Fransa Kralı 16. Louis, Fransız Devrimi öncesi, kurucu meclisi sarayına çağırıyor. Bir meclis var ama, meclis ne karar alırsa alsın, sarayda yaşayan 16. Louis’in veto etme hakkı var. İstemediği her şeyi kafasına göre veto ediyor. Zaten meclisin toplanma amacı; Louis’in veto hakkının kaldırılmak istemesi.
Fransa Kralı'nı destekleyen soylular ve Ruhban sınıfı, kurucu meclisde oturum başkanı Mounier’in ‘sağ’ tarafına oturuyorlar. Kralın böyle bir ayrıcalığı olmaması gerektiğini, herkesin eşit olduğunu savunan, halk destekçisi olan temsilciler ise ‘sol’ tarafa oturuyor.
Değişime açık olmayan muhafazakar kesimle monarşiyi destekleyen, kralın veto hakkının olmasını isteyen ve genel anlamda toplumun kaymak tabakasında olan insanlar ‘s**ağ**’ tarafa oturdular.
O zamanki toplum düzeninin ilerici görüşlü burjuvazi temsilcileri, köylü hakkını ve ileriyi savunan, değişimi isteyen insanlar da 'sol' tarafa oturdular.
Sağ ve sol kavramları ülkelere, toplumlara ve zamana göre değişiklik gösterir. Aslında göreceli bir kavramdır. Şöyle ki;
ABD’de, Demokrat Liberaller sol, Cumhuriyetçi Muhafazakarlar sağ olarak anılır. Ancak İngiltere’ye kıyasladığımızda, ABD’deki iki görüşte sağcı olarak kalır.
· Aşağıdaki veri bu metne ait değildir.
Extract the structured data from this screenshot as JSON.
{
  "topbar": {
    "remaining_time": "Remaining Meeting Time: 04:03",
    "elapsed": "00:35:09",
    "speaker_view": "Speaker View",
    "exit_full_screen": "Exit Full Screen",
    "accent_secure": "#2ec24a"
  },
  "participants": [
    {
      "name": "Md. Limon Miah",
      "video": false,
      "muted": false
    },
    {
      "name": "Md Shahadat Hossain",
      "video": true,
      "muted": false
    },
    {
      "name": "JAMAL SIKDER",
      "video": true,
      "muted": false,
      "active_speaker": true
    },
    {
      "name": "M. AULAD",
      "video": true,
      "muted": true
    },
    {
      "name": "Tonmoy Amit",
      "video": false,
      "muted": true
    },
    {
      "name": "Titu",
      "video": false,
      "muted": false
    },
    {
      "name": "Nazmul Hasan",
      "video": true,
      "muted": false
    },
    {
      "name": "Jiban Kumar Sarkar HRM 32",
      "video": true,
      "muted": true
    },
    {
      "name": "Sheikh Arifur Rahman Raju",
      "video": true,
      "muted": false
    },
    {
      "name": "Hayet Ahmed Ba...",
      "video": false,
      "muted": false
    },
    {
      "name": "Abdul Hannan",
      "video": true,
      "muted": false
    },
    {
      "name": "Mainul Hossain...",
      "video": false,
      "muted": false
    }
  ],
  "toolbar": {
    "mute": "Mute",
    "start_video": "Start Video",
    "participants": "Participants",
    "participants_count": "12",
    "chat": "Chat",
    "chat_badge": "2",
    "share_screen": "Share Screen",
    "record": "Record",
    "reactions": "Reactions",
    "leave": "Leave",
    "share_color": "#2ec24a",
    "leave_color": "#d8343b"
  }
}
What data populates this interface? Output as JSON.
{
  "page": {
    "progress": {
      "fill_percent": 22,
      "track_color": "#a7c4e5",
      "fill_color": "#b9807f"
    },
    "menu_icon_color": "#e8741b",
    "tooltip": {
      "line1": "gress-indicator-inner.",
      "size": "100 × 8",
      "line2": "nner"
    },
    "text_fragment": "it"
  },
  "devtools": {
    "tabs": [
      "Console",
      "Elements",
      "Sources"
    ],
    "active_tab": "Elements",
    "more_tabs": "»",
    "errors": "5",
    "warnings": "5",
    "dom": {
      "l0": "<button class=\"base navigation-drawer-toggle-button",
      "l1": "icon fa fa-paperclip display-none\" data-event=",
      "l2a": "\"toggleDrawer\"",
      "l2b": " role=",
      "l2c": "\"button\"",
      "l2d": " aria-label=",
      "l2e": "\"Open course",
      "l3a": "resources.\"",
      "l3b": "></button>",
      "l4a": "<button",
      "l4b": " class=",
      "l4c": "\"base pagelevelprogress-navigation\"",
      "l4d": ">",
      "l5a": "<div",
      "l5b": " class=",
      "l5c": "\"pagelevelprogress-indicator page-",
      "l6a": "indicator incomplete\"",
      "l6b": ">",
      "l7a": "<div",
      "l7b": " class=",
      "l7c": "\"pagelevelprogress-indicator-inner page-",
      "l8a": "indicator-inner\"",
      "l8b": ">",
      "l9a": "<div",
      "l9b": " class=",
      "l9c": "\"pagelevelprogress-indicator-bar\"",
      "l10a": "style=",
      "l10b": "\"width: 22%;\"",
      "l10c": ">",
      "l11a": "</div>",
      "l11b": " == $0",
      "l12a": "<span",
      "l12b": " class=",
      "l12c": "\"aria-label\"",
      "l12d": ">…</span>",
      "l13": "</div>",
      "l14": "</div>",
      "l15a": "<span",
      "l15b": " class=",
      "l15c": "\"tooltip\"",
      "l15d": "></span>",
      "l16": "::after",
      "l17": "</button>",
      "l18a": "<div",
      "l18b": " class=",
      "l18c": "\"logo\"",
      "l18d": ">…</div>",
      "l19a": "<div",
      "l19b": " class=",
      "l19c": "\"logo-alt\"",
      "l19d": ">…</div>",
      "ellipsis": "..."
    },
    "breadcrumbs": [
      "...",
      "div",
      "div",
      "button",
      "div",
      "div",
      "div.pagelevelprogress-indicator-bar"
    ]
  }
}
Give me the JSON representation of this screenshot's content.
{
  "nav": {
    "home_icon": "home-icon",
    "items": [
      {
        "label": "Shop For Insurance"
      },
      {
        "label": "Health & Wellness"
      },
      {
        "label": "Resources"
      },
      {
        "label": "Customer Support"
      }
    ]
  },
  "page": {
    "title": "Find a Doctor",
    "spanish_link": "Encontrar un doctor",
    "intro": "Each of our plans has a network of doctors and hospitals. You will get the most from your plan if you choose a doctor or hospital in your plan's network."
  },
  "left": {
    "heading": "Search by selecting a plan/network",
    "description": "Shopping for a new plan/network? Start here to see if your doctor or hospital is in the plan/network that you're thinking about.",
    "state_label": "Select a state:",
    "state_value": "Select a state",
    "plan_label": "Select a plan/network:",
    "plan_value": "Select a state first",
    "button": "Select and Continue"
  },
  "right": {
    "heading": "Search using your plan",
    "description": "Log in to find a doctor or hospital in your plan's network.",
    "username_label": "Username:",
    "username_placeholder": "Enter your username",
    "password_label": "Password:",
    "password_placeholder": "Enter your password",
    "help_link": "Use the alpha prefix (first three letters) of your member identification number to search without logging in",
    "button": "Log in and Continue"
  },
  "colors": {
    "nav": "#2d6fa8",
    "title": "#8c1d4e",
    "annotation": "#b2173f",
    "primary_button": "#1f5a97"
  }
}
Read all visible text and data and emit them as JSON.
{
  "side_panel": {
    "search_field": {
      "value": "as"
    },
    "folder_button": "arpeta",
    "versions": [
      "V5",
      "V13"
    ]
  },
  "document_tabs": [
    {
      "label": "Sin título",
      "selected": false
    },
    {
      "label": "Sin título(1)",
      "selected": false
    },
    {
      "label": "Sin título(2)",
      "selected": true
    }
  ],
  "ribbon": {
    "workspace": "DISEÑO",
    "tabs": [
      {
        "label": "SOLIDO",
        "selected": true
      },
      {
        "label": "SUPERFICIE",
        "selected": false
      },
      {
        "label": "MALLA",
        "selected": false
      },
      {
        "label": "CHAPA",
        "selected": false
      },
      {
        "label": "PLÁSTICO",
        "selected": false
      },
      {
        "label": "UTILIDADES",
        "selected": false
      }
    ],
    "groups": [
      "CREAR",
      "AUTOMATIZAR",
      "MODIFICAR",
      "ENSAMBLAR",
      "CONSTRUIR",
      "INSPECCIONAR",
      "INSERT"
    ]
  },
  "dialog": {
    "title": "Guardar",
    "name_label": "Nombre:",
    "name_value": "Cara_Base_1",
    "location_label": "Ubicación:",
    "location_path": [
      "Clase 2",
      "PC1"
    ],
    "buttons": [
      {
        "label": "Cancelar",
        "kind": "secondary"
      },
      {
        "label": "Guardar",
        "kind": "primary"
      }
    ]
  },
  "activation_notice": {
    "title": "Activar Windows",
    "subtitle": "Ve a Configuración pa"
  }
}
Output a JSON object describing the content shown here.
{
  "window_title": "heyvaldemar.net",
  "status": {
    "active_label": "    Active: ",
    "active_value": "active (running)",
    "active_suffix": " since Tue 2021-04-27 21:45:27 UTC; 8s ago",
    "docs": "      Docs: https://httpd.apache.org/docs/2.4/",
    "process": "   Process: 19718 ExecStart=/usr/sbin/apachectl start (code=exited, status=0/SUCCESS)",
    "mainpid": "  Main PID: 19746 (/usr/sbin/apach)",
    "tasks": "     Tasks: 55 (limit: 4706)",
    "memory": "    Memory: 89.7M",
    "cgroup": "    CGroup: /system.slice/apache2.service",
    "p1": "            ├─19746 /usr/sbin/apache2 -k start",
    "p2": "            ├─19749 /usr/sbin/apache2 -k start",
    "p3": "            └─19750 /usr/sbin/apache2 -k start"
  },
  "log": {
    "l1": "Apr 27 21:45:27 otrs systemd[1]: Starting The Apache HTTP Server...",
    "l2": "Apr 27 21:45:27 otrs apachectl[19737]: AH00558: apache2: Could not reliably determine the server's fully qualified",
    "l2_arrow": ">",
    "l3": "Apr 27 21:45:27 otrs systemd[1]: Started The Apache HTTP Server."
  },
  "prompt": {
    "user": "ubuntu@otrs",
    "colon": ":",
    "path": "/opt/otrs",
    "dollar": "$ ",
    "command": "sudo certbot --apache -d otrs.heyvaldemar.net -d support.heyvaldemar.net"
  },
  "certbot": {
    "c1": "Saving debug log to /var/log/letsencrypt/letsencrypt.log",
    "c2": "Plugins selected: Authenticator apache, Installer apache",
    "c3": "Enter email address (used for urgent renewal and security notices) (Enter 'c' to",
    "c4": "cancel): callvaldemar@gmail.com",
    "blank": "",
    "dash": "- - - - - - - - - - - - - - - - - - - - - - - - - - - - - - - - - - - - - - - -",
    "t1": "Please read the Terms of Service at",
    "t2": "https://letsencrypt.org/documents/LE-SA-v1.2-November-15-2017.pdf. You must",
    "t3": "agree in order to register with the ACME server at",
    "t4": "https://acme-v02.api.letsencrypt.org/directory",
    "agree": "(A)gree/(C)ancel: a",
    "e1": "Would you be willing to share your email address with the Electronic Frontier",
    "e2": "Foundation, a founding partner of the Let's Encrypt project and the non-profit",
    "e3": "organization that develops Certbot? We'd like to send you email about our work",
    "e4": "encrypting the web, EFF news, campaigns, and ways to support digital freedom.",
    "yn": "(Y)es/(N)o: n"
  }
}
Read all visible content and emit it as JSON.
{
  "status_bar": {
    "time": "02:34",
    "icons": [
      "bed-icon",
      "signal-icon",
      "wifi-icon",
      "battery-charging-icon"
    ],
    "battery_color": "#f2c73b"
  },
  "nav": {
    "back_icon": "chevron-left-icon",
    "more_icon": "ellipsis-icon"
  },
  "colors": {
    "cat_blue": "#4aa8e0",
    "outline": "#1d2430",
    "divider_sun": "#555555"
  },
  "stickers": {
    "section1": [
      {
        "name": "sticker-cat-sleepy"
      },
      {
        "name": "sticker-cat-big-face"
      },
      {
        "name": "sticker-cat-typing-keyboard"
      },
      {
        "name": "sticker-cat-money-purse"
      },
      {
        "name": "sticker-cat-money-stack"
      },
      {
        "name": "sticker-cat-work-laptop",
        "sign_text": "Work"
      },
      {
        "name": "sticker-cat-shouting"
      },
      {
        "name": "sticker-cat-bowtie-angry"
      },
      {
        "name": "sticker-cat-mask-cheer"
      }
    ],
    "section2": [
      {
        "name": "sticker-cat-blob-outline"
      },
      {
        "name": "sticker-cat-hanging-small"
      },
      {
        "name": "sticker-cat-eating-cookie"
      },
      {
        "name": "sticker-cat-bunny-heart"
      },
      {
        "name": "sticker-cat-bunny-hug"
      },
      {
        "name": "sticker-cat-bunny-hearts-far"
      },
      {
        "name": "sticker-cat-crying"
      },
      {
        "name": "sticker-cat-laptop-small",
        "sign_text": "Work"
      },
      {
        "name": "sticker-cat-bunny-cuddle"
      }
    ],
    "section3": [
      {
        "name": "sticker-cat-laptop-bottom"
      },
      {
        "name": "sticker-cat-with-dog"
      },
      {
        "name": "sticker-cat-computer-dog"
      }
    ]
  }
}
Sağ ve sol kavramlarının ilk çıkış felsefesine uygundur. İleriyi, değişimi, yeniliği, hak ve özgürlüğü, en önemlisi ise herkesin eşit olduğunu savunan insanlar solcu olarak adlandırılır. Muhafazakar olan, değişime, yeniliğe, hak ve özgürlüklere ve eşitliğe yakın olmayan insanlar sağcı olarak adlandırılır.
Herkesin özgür ve eşitçe yaşadığı bir Türkiye oluşturmayı başarabilirsek, onu da öğreneceğiz.